S139N, one of the several mutations the Zika virus strain had undergone between 2010 and 2016, caused a substantially more severe case of microcephaly in mouse models as well as a higher mortality in newborn mice.
This S139N mutation is found to be more lethal to human neuron precursor cells (NPCs) than the ancestral Asian form. Scientists also found that the strain replaces a single serine (amino acid) with asparagine (another amino acid) at the 139th position of a Zika protein, which is referred to as prM, Xinhua noted. That single amino acid could be responsible for the severe microcephaly the virus inflicts. The new information on the structure and function of the zika protein sheds more light on possible treatments in the near future.
“The discovery should provide guidance for the study of pathogenetic mechanisms of the Zika virus and for the development of vaccines and treatments,” Qin said.

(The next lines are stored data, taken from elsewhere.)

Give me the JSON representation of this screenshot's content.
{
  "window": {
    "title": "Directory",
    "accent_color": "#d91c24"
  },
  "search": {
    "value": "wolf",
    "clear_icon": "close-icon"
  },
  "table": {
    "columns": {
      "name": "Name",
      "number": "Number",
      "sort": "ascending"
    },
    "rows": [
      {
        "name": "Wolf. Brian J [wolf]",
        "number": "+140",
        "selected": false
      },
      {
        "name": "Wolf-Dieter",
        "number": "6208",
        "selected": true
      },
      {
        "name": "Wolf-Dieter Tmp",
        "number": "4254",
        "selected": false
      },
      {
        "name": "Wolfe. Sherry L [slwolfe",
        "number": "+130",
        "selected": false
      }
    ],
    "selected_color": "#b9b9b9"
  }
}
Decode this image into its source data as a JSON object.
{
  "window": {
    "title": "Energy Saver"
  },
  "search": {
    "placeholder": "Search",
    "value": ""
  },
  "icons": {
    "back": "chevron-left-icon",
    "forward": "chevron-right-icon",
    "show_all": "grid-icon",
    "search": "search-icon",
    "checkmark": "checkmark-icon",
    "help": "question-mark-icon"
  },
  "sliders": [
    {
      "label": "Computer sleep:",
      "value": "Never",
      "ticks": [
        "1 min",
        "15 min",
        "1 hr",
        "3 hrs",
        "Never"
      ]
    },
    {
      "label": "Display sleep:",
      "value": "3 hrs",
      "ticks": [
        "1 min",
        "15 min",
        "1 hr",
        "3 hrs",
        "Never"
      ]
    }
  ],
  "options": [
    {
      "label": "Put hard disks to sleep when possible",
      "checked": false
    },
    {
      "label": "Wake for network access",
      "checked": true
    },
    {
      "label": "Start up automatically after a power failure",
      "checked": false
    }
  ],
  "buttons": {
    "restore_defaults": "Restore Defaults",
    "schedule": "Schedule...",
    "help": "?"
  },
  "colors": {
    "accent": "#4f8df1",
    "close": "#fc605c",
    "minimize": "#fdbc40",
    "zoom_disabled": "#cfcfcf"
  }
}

Zika was first discovered in Uganda in 1947, but the case was isolated in monkeys. It wasn’t until 1952 when the first ever human infection was medically reported, according to the World Health Organization. The virus then began spreading in other parts of the world and the first outbreak was recorded in 2007 on the Island of Yap.
The Zika virus, just like malaria — which now has a drug-resistant form — and dengue fever, is transmitted through a bite of an infected mosquito, specifically the Aedes species.
Those who get infected by the virus may not show severe symptoms — or may only have mild ones. The Center for Disease Control (CDC) listed fever, rash, headache, joint pain, conjunctivitis and muscle pain as common symptoms of the virus.